O trabalho deu origem à tese História das tavernas do ouro ao café (séculos 18 e 19), de autoria de Lucas Endrigo Brunozi Avelar, defendida na Faculdade de Filosofia, Letras e Ciências Humanas (FFLCH) da USP, sob a orientação do professor Henrique Soares Carneiro. O historiador analisou relatos de viajantes, processos criminais, atas de reuniões da Câmara e do Senado, notícias de jornal, manuais agrícolas, literatura de época, obras de memorialistas e folcloristas e documentação eclesiástica referentes às tavernas de Minas Gerais, no período da extração do ouro, e do Rio de Janeiro, capital do império português e zona de plantação cafeeira escravista.
Os primeiros registros da existência das tavernas datam do século 16. No início da colonização do Brasil, elas ofereciam vinho e espaço para os portugueses comemorarem vitórias nas guerras empreendidas contra os indígenas. Frequentadas por pessoas de várias classes sociais, as precárias “vendas de beira de estrada” passaram a comercializar de tudo, desde gêneros de subsistência como milho, mandioca e café, até bebidas alcoólicas como a aguardente, o item mais popular desses estabelecimentos. Também cumpriam outras funções, servindo de pouso para viajantes e tropeiros e promovendo “diversão” para seus frequentadores.

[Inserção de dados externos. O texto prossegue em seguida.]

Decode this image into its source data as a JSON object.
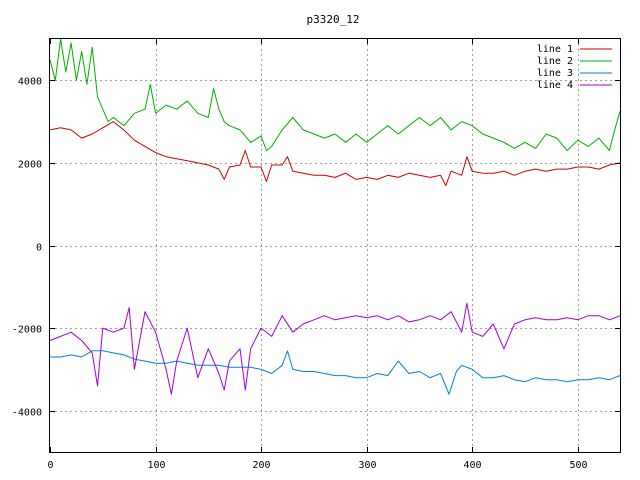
{
  "chart_data": {
    "type": "line",
    "title": "p3320_12",
    "xlabel": "",
    "ylabel": "",
    "xlim": [
      0,
      540
    ],
    "ylim": [
      -5000,
      5000
    ],
    "xticks": [
      0,
      100,
      200,
      300,
      400,
      500
    ],
    "yticks": [
      -4000,
      -2000,
      0,
      2000,
      4000
    ],
    "grid": true,
    "legend_position": "top-right",
    "series": [
      {
        "name": "line 1",
        "color": "#cc0000",
        "x": [
          0,
          10,
          20,
          30,
          40,
          50,
          60,
          70,
          80,
          90,
          100,
          110,
          120,
          130,
          140,
          150,
          160,
          165,
          170,
          180,
          185,
          190,
          200,
          205,
          210,
          220,
          225,
          230,
          240,
          250,
          260,
          270,
          280,
          290,
          300,
          310,
          320,
          330,
          340,
          350,
          360,
          370,
          375,
          380,
          390,
          395,
          400,
          410,
          420,
          430,
          440,
          450,
          460,
          470,
          480,
          490,
          500,
          510,
          520,
          530,
          540
        ],
        "y": [
          2800,
          2850,
          2800,
          2600,
          2700,
          2850,
          3000,
          2800,
          2550,
          2400,
          2250,
          2150,
          2100,
          2050,
          2000,
          1950,
          1850,
          1600,
          1900,
          1950,
          2300,
          1900,
          1900,
          1550,
          1950,
          1950,
          2150,
          1800,
          1750,
          1700,
          1700,
          1650,
          1750,
          1600,
          1650,
          1600,
          1700,
          1650,
          1750,
          1700,
          1650,
          1700,
          1450,
          1800,
          1700,
          2150,
          1800,
          1750,
          1750,
          1800,
          1700,
          1800,
          1850,
          1800,
          1850,
          1850,
          1900,
          1900,
          1850,
          1950,
          2000
        ]
      },
      {
        "name": "line 2",
        "color": "#00b000",
        "x": [
          0,
          5,
          10,
          15,
          20,
          25,
          30,
          35,
          40,
          45,
          50,
          55,
          60,
          70,
          80,
          90,
          95,
          100,
          110,
          120,
          130,
          140,
          150,
          155,
          160,
          165,
          170,
          180,
          190,
          200,
          205,
          210,
          220,
          230,
          240,
          250,
          260,
          270,
          280,
          290,
          300,
          310,
          320,
          330,
          340,
          350,
          360,
          370,
          380,
          390,
          400,
          410,
          420,
          430,
          440,
          450,
          460,
          470,
          480,
          490,
          500,
          510,
          520,
          530,
          535,
          540
        ],
        "y": [
          4500,
          4000,
          5000,
          4200,
          4900,
          4000,
          4700,
          3900,
          4800,
          3600,
          3300,
          3000,
          3100,
          2900,
          3200,
          3300,
          3900,
          3200,
          3400,
          3300,
          3500,
          3200,
          3100,
          3800,
          3300,
          3000,
          2900,
          2800,
          2500,
          2650,
          2300,
          2400,
          2800,
          3100,
          2800,
          2700,
          2600,
          2700,
          2500,
          2700,
          2500,
          2700,
          2900,
          2700,
          2900,
          3100,
          2900,
          3100,
          2800,
          3000,
          2900,
          2700,
          2600,
          2500,
          2350,
          2500,
          2350,
          2700,
          2600,
          2300,
          2550,
          2400,
          2600,
          2300,
          2800,
          3250
        ]
      },
      {
        "name": "line 3",
        "color": "#0080e0",
        "x": [
          0,
          10,
          20,
          30,
          40,
          50,
          60,
          70,
          80,
          90,
          100,
          110,
          120,
          130,
          140,
          150,
          160,
          170,
          180,
          190,
          200,
          210,
          220,
          225,
          230,
          240,
          250,
          260,
          270,
          280,
          290,
          300,
          310,
          320,
          330,
          340,
          350,
          360,
          370,
          378,
          385,
          390,
          400,
          410,
          420,
          430,
          440,
          450,
          460,
          470,
          480,
          490,
          500,
          510,
          520,
          530,
          540
        ],
        "y": [
          -2700,
          -2700,
          -2650,
          -2700,
          -2550,
          -2550,
          -2600,
          -2650,
          -2750,
          -2800,
          -2850,
          -2850,
          -2800,
          -2850,
          -2900,
          -2900,
          -2900,
          -2950,
          -2950,
          -2950,
          -3000,
          -3100,
          -2900,
          -2550,
          -3000,
          -3050,
          -3050,
          -3100,
          -3150,
          -3150,
          -3200,
          -3200,
          -3100,
          -3150,
          -2800,
          -3100,
          -3050,
          -3200,
          -3100,
          -3600,
          -3050,
          -2900,
          -3000,
          -3200,
          -3200,
          -3150,
          -3250,
          -3300,
          -3200,
          -3250,
          -3250,
          -3300,
          -3250,
          -3250,
          -3200,
          -3250,
          -3150
        ]
      },
      {
        "name": "line 4",
        "color": "#a000e0",
        "x": [
          0,
          10,
          20,
          30,
          40,
          45,
          50,
          60,
          70,
          75,
          80,
          90,
          100,
          110,
          115,
          120,
          130,
          140,
          150,
          160,
          165,
          170,
          180,
          185,
          190,
          200,
          210,
          220,
          230,
          240,
          250,
          260,
          270,
          280,
          290,
          300,
          310,
          320,
          330,
          340,
          350,
          360,
          370,
          380,
          390,
          395,
          400,
          410,
          420,
          430,
          440,
          450,
          460,
          470,
          480,
          490,
          500,
          510,
          520,
          530,
          540
        ],
        "y": [
          -2300,
          -2200,
          -2100,
          -2300,
          -2600,
          -3400,
          -2000,
          -2100,
          -2000,
          -1500,
          -3000,
          -1600,
          -2100,
          -3000,
          -3600,
          -2800,
          -2000,
          -3200,
          -2500,
          -3100,
          -3500,
          -2800,
          -2500,
          -3500,
          -2500,
          -2000,
          -2200,
          -1700,
          -2100,
          -1900,
          -1800,
          -1700,
          -1800,
          -1750,
          -1700,
          -1750,
          -1700,
          -1800,
          -1700,
          -1850,
          -1800,
          -1700,
          -1800,
          -1600,
          -2100,
          -1400,
          -2100,
          -2200,
          -1900,
          -2500,
          -1900,
          -1800,
          -1750,
          -1800,
          -1800,
          -1750,
          -1800,
          -1700,
          -1700,
          -1800,
          -1700
        ]
      }
    ]
  }
}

“As tavernas favoreciam tanto a economia do contrabando como a cultura da convivialidade das pessoas, da tolerância e trocas recíprocas”, diz Henrique Carneiro ao Jornal da USP. O estudo analisa e problematiza as visões moralistas e antagônicas a partir das quais se construiu uma imagem caricatural desses espaços públicos. “Por serem versáteis e constituídas de ‘elementos disruptivos e, ao mesmo tempo, contenciosos – caminhos e descaminhos, ordem e desordem, lícito e ilícito’, as tavernas sempre estiveram abertas a diferentes tipos de interação social, com desfechos próprios, dependendo da época, dos agentes envolvidos e da dinâmica de cada local”, descreve Bruno Avelar, se referindo às múltiplas funcionalidades das tavernas, frequentadas, à época, por pessoas de diferentes estratos sociais – escravizados, viajantes, tropeiros, capatazes de fazenda e até mesmo padres, em algumas ocasiões.
Segundo a pesquisa, a taverna era lugar inclusive para a formação e circulação de novas ideias políticas, longe dos ouvidos e das vontades dos senhores de pessoas escravizadas e da Coroa portuguesa. Em um processo judicial da época, Tiradentes foi acusado de andar pelas tavernas inflamando pessoas com ideias republicanas.
“É possível que Tiradentes tenha levantado sua voz para falar sobre República e liberdade nesses lugares de encontro populares, de refúgio dos cativos, lugares de descobertas, de invenção e imaginação de outros mundos possíveis”, diz o estudo.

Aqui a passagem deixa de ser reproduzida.